После этих слов он схватил мой бушлат, из рукавов которого на солдатский матрац вывалились две бутылки «Русской водки». Прапор удивленно и злобно уставился на нас с Витьком. Я с безмятежной улыбкой пионера из кружка «Юных натуралистов» уставился на старшину. Сколько злорадства и превосходства было в глазах этого парня, считавшего себя офицером и крайне необходимым элементом в этом городке. Ему бы на таможне работать, чистить багаж незадачливых туристов в поисках контрабанды. Прапорщика можно было поздравить, в бушлате прибывшего в Афганистан салаги он нашел настоящую контрабанду в виде двух пузырей водки.

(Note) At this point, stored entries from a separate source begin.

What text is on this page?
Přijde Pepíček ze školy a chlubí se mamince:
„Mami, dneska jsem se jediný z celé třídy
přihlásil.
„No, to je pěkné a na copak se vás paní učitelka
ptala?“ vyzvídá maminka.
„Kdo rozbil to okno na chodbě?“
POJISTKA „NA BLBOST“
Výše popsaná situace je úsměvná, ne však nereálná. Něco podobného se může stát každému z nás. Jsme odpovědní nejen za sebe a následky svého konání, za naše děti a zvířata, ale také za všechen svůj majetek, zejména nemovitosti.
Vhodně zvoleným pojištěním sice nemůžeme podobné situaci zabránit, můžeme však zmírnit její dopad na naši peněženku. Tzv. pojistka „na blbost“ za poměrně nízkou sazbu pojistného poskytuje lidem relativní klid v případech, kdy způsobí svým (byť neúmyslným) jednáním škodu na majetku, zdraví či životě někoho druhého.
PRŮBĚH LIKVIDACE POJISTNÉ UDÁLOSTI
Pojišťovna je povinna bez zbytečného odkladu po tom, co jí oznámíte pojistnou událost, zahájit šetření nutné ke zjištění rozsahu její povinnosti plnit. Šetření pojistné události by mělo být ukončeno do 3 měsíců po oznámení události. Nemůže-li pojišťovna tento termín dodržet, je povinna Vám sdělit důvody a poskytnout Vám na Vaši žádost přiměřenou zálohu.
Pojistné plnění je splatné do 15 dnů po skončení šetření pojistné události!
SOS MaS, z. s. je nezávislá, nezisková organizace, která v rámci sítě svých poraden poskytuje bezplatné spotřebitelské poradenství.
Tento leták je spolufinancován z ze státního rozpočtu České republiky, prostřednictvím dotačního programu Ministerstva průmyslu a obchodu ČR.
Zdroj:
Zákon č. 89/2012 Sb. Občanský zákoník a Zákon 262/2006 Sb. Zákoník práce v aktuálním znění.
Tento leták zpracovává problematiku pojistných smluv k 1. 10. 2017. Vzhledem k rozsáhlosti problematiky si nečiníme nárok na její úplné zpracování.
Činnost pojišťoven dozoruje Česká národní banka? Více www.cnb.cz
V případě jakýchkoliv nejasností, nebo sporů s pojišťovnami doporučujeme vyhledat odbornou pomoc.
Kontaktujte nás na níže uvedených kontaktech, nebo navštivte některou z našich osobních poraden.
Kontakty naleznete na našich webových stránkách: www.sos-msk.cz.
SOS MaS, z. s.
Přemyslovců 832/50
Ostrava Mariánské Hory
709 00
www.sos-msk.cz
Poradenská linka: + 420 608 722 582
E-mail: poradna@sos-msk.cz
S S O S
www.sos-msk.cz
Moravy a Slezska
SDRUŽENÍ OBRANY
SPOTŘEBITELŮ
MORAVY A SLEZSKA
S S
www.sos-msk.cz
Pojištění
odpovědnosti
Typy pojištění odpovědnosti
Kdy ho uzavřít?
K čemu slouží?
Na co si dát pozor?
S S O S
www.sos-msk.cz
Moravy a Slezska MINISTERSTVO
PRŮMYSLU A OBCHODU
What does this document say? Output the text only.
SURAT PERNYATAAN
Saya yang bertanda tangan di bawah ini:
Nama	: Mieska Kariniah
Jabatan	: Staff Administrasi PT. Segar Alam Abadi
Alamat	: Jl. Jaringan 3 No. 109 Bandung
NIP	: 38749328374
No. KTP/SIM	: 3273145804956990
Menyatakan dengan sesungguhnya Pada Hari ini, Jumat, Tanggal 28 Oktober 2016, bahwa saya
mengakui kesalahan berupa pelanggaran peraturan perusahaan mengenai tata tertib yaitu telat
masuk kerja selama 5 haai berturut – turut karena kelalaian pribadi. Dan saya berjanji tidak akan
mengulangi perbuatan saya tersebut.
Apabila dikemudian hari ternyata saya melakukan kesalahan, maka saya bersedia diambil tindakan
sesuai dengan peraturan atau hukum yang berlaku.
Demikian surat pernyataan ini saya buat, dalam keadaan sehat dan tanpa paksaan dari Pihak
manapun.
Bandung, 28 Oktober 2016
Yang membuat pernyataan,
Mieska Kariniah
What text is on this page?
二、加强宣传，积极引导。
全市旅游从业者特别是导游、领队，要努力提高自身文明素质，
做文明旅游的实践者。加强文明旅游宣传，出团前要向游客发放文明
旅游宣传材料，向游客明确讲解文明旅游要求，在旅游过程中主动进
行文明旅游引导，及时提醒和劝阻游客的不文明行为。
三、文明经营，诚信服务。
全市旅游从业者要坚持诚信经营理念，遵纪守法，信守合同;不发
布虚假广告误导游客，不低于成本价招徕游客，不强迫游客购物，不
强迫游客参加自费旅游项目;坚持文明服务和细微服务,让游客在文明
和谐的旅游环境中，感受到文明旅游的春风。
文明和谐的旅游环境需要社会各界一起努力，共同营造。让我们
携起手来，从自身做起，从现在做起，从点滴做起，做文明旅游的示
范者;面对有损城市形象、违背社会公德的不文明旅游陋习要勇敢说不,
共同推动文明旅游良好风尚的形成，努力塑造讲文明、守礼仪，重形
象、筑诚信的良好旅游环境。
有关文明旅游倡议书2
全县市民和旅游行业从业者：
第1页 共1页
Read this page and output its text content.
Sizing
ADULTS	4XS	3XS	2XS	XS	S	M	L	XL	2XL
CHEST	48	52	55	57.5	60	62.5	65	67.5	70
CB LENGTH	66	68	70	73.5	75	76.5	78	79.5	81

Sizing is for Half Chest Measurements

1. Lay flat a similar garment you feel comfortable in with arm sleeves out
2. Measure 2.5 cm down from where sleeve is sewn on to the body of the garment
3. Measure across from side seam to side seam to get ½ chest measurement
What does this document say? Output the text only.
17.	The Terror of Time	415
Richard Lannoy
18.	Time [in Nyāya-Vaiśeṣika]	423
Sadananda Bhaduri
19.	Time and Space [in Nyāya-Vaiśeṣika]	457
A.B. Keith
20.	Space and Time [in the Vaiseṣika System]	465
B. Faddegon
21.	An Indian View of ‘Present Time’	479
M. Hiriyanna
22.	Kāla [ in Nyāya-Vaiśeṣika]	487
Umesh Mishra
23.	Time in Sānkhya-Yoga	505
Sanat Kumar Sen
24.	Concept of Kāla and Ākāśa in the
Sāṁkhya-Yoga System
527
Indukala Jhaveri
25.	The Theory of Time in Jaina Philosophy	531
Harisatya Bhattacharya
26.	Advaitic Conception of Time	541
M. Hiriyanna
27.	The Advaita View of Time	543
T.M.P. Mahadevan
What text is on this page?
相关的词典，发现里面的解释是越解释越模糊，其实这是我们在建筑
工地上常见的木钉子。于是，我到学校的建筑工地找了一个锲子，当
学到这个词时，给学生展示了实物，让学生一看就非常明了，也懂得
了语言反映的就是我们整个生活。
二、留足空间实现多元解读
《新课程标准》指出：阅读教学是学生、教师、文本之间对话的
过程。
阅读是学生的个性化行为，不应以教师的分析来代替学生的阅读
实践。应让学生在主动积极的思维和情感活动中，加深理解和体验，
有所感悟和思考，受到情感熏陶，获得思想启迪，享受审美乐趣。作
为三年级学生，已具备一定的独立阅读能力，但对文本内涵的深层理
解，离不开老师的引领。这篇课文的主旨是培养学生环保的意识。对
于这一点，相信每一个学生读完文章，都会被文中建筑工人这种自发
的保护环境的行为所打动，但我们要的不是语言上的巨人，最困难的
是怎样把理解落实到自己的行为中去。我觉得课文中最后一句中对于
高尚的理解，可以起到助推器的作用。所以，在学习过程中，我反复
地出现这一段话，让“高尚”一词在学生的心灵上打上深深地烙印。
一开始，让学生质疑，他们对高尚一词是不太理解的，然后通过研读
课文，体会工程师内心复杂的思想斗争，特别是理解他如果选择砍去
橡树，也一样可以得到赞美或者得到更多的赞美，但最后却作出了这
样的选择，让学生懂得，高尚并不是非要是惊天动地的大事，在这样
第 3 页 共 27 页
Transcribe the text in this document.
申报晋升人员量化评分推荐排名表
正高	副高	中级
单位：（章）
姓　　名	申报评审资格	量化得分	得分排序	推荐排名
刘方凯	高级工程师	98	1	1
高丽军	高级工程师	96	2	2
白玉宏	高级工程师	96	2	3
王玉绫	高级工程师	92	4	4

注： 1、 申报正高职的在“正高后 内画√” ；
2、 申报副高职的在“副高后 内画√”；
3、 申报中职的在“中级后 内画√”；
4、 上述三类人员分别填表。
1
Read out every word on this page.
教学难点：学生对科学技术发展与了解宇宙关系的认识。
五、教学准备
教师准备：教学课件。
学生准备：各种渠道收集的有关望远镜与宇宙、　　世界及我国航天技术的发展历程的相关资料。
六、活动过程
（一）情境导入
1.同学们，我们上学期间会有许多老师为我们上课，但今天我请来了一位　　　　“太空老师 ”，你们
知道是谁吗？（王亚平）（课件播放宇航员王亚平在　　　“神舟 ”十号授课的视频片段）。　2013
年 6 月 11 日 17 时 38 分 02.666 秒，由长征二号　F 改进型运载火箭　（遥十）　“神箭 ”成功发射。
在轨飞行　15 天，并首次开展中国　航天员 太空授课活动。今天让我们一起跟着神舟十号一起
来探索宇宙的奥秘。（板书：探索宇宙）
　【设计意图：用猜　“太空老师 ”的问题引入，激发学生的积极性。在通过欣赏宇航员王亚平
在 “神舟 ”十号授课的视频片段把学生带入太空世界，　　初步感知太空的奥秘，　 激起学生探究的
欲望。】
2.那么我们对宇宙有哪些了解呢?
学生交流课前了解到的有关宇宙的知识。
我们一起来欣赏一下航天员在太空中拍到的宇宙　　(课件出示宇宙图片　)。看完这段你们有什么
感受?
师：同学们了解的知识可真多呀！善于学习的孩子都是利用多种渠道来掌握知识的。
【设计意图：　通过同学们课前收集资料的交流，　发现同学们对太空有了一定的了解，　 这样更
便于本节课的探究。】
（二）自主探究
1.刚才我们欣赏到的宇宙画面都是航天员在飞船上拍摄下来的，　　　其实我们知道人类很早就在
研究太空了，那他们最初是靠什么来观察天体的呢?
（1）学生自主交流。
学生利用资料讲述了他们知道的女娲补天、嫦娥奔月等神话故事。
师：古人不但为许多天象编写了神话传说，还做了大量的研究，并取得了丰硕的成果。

Это была не просто водка, это были «золотые самородки». Он был счастлив, водка не прошла. «Теперь этот недоносок у меня на крючке и будет мне рабом до самого последнего дня службы», – думал прапорщик. Глаза его горели в полумраке как очи Мефистофеля. Витек усмехнулся и отвернулся, чтобы не заржать. Старшина схватил меня за ворот парадки и принялся трясти так, что рубашка вылезла из брюк, а галстук разорвался и упал на пол. За уходящий день я так устал, что от этой тряски стал просто засыпать. Мои парадные ботинки свалились с моих ступней, я ощутил невесомость и свободный полет. Через мгновенье я лежал на полу, абсолютно ничего не ощущая, в моей голове не было никаких эмоций и мыслей. Рядом безвольно упал мой друг. Зрелище, конечно, отвратительное: два молодых десантника валяются на линолеуме в полусознательном состоянии, сверху стоит здоровый загорелый мужик в майке-тельняшке и рвет глотку.
Прапор продолжал на нас орать, добиваясь правды, откуда водка и для кого, но бить, пока не осмеливался. Я потихоньку отлежался, прочувствовал ситуацию и «проснулся»… «Если ударит, – думаю, – отвечу кулаком по морде. Один зуб, но выбью, а там пусть хоть запинывает. Мне уже все равно»…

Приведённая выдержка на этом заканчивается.